The Relator General, Patriarch Naguib of Alexandria of the Copts in Egypt then presented his "Report before the debate”, presenting many delicate issues for afternoon discussions. First, the importance of the Holy Scriptures: “the Word of God”, he said, "is the source of our theology, spirituality and apostolic and missionary vitality”. The patriarch spoke of the specific situation of Christians in the Middle East, stressing unity in diversity, the need to cooperate and encourage vocations, young people, families and institutes of consecrated life.

Focus was given to promoting a positive secularism of states, which will enable the Church to give an effective and fruitful contribution to the status of citizens on the basis of equality and democracy. “Although Christians are a small minority”, said Patriarch Naguib, “their dynamism is enlightening and should be supported and encouraged”.

Patriarch Naguib also addressed the challenges that Christians face in the Middle East.
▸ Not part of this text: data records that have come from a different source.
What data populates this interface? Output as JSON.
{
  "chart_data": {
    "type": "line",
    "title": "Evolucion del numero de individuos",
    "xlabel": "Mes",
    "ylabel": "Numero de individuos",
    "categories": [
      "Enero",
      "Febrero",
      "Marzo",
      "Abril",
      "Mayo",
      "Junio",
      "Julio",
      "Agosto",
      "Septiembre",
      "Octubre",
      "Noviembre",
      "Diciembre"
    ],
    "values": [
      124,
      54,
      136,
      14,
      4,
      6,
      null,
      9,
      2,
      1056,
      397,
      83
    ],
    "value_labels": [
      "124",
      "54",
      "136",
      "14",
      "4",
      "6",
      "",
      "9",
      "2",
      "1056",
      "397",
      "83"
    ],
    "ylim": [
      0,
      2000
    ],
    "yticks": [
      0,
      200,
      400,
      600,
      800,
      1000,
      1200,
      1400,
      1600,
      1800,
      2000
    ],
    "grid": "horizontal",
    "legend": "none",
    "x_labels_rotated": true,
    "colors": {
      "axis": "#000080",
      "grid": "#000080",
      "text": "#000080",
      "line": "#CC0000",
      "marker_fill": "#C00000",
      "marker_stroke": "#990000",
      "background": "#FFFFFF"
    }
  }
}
Above all others the political conflicts in the region: “In the Palestinian territories”, he said, “life is very difficult and often impossible”. While condemning the violence from wherever it comes from, he called for a just and lasting solution to the Israeli-Palestinian conflict and expressed solidarity with the Palestinian people, whose current situation, he noted, “encourages fundamentalism”.
The question of freedom of religion and of conscience was addressed. The Patriarch unequivocally condemned all forms of proselytism and called for renewed efforts in dialogue, fostered by the Christian institutes of education.

The issue of migration; immigration and emigration due to conflicts, the advance of Islamic fundamentalism, the restriction of freedoms, the economic situation. No to defeatism, reaffirmed the Patriarch Naguib, yes to the strengthening of ties with Christian migrants, to encourage them not to relinquish the properties in their lands of origin, and greater efforts to welcome immigrants, mostly Africans and Asians, often the victims of injustice and abuse.

The Relator General then addressed the issue of communion in the Catholic Church and among the different Churches, as well as between bishops, clergy and faithful. "The division among Christians is a scandal," said Naguib, adding that prejudices must be overcome, memories purified, unity sought”. for example, in joint celebrations for Christmas and Easter. He also called for a greater commitment of Christians in public life, by overcoming the parochialism and sectarianism, and the renewal of the liturgy, to encourage young people and children.

Regarding relations with the Jews, the Relator General condemned anti-Semitism and tendentious interpretations of the Bible, used to justify violence. He also encouraged the solution of "two peoples, two states” for the Israeli-Palestinian conflict.

In relations with Muslims, the Patriarch Naguib underlined the importance of common roots. However he also pointed out that Muslims in general do not distinguish between religion and politics, a situation resulting in Christians becoming non-citizens. "With the advance of fundamentalism - he said – there are increasing attacks on Christians." For this, the question must be addressed from the perspective of the common good, to move from tolerance to justice and equality. Central to this is education to peace, the elimination of all forms of prejudice from school books, the right attention to modernity, often ambiguous, because it brings new values, but others lose.

Finally, the Relator General underlined the specific and irreplaceable contribution of Christians in society, bearers of justice and peace, with the hope that "a mature faith" will transform believers into active citizens.